公開日時: 2020年11月6日(金) 21:29
文字数:2,169

 街を、見下ろしていた。

 二週間前と同じ、高台から。

 僕は静かに佇んで、街を見下ろしていた。

 この街に来てからの一年間は、季節での違いこそあれ、眺める景色に大きな変化はなかった。それが、たった二週間の間でこうまで変わってしまうだなんて。

 遠くに見えていた永射邸。それは今、黒焦げの骨組みだけを残した、無残なものに成り果てていて。その主の永射さんは、水に飲まれ死体となって発見されて。焼け落ちた邸宅からは、優しかった看護師の早乙女さんが、腹を裂かれて殺されていた。

 隣町へ向かうための道路は、崩れた土砂ですっかり塞がれているし、少し手前では、八木さんの仕事現場である観測所周辺が、土砂の餌食になってしまっていた。木々の緑の中に、そこだけ山肌が露出し、黄土色がやけに目立っている。

 場所だけではなく、人の流れも変わっていた。十分も見ていれば、一人、二人くらいは病院へ向かっていたり、或いは病院から家へ帰っていたりしていた。けれど、病院が一時的に休診となって、そちらへ足を運ぶ人の姿は、完全に無くなっていた。

 たった、二週間ほど。その間に、本当に沢山のことがあった。沢山の悲劇が、僕らを、この街を襲った。そして今も、それは続いている。

 どうしてこんなことになったのだろう。

 何度も何度も考えたけれど、調べまわったけれど、真実は掴めない。それに、虎牙には、背負わせるわけにはいかないと言われてしまった。知らないままでいてくれと、言われたようなものだ。そんなの嫌だよと拒絶したい気持ちもあったけれど、あの真摯な眼差しの前には、何も言うことは出来なかった。

 つまるところ僕は、暗闇の中をぐるぐると回っていただけなのかもしれない。

 ……八月二日。電波塔が稼働する、記念すべき日。

 鬼の祟りを追いかけて、ときには追いかけられて。とうとう今日という日を迎えた。

 祟りを信じるわけではないけれど。……電波塔は無事に、稼働するのだろうか。また、異常な事態に起きることは、ないだろうか。

 動いてしまえば、ハッキリする。鬼の祟りなんてないのだと、皆も納得するはずだ。でも……もしもまた、良からぬことが起きたら。そのときは……。

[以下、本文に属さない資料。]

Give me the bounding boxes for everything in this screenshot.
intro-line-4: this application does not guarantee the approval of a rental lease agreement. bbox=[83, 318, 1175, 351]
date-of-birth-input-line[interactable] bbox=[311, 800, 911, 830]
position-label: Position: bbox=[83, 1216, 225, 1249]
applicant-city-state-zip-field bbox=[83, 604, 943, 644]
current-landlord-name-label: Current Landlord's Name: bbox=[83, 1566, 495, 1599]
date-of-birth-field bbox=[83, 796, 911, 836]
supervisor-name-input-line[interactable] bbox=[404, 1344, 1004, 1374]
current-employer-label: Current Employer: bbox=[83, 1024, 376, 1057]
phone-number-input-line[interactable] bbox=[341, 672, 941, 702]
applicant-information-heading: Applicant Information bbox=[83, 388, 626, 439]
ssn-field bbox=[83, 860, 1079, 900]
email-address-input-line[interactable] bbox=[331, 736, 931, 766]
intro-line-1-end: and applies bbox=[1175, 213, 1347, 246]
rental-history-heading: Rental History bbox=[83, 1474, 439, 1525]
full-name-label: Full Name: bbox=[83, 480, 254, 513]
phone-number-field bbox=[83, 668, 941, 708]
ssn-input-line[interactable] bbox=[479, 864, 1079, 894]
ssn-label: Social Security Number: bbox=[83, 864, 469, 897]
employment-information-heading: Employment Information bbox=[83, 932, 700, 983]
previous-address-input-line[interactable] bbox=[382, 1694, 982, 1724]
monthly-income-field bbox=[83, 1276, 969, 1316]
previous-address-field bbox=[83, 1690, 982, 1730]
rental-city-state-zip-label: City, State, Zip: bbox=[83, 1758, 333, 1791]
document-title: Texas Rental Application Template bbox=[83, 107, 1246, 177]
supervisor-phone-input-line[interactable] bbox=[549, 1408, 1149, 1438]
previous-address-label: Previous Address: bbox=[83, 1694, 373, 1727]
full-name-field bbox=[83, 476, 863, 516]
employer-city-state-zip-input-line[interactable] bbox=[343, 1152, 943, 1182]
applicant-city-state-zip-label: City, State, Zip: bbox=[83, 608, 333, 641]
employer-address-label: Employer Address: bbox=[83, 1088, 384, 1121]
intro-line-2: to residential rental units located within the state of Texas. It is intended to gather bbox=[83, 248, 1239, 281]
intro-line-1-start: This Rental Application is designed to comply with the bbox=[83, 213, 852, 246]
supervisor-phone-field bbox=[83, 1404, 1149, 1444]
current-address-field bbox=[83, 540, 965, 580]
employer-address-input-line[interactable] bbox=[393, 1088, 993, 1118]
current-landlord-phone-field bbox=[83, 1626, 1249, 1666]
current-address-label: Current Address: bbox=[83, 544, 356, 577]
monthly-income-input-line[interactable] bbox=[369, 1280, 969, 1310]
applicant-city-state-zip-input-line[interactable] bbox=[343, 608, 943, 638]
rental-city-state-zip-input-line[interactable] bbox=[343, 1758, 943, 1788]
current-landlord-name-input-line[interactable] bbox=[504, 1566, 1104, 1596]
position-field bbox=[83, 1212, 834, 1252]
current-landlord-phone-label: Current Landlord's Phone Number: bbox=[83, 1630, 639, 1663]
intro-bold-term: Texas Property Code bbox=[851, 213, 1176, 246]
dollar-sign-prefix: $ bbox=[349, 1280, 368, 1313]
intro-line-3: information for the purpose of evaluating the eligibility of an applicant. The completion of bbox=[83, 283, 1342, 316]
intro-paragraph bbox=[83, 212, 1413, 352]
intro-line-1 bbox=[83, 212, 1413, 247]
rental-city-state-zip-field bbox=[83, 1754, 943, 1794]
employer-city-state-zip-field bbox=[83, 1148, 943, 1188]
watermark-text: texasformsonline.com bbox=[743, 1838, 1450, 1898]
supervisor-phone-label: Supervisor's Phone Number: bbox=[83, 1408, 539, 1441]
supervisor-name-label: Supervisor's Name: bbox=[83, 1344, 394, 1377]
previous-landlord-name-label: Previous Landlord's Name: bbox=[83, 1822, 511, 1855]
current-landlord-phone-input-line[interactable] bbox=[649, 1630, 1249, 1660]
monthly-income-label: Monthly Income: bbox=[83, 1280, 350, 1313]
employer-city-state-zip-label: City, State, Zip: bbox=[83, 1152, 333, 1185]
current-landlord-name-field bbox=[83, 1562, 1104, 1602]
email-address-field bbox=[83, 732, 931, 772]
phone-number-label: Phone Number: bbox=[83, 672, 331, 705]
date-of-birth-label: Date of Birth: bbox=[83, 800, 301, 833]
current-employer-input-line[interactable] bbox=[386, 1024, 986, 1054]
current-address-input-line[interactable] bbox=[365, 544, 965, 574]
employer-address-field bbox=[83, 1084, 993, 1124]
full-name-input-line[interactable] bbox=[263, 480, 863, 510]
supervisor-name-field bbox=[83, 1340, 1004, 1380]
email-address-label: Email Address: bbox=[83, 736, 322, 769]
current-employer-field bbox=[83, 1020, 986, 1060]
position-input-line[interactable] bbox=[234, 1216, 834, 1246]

 稼働式典は、夜九時から始まる。スマートフォンを取り出してみると、今の時間は午後一時四十分となっていた。あと七時間ほどすれば、中央広場に貴獅さんたちが集まって、式典を執り行うのだ。そして、電波塔の起動スイッチが押される。……スイッチなのかは知らないけれど。

 確か、電波塔の反対者集会とやらも、今日行われる予定だった。この前入っていたチラシには、そう書かれていたはずだ。それが集会場で行われるのならまだ良いが、式典に合わせるようなタイミングというのが、とても怪しい。

 ……昨日家に来たお爺さんは、抗議デモを行うと口にしていなかったか。もしそれが、今日の集まりのことだったとしたら。……最悪の想像がよぎったが、どうしようもなかった。せめてデモが発生しないようにと、祈るくらいしかない。


「……はぁ」


 感傷に浸るのは、このくらいにしておこう。ここに居続けていても、意味はない。傍観者でいられるなら楽かもしれないけれど、僕はどう足掻いても、この街に住む当事者だ。

 崖から離れようとしたところで、ぐわんと地面が揺らいだ気がした。……疲れていてふらついた、というわけではなさそうだ。ひょっとしたら、また地震があったのだろうか。

 地震と言えば、この前八木さんと出くわしたとき、満生台は十数年おきに大きな地震が来ているのだと教えられた。揺れが頻繁になってきているのだとすれば、そのことも気がかりだが……。

 考えれば考えるほど、不安に押し潰されそうになる。おかしいな、二週間前には、こんな暗い感情は微塵もなかったというのに。


「……っ」


 とうとう頭痛までしてくる。ここで倒れてしまうと洒落にならないから、そろそろ人里に戻らなくては。僕は重い足を動かして、ゆっくりと林道を下っていった。

 山を下りて、ある程度道の舗装された場所まで戻って来る。陽射しがまともに降り注ぐ道路は、素足で歩けば火傷をしてしまいそうなくらいに熱を持っていて、もやもやとした陽炎を生み出していた。

 年々、夏の気温は上昇している。今はまだ、水田の稲は綺麗に伸びて風に揺れているけれど、いつか暑さで作物がやられてしまうケースも出てくるのでは、とふと思った。

 ……とりあえず、人間はやられてしまいそうな暑さだ。

 振り返り、山を仰ぎ見る。緑が生い茂る山肌は、しかし一部が抉れてしまっている。上からも目にしたが、やはり土砂崩れは恐ろしい。ごっそりと、そこだけ木々が抜け落ちているのだから。


「……あれ」


 少し視線を下げると、道の先にさっきまではいなかった人影があった。あの後ろ姿は、佐曽利さんか。山に入っていこうとしているようだ。声を掛けようとも思ったが、結構距離があったので、止めておくことにした。

 佐曽利さんの私生活は詳しく知らないが、家からあまり出ない人のはずだ。山に何の用があるのだろう。……もしかしたら、虎牙に会いに行った、とかだったりするのだろうか。山のどこかに、あいつが隠れているとか。佐曽利さんは事情を知っていそうだし、有り得ないとまでは言えないが。

 ……流石にないかな。

 佐曽利さんが木々の向こうへ歩いていくのを見送ってから、僕は再び歩き出した。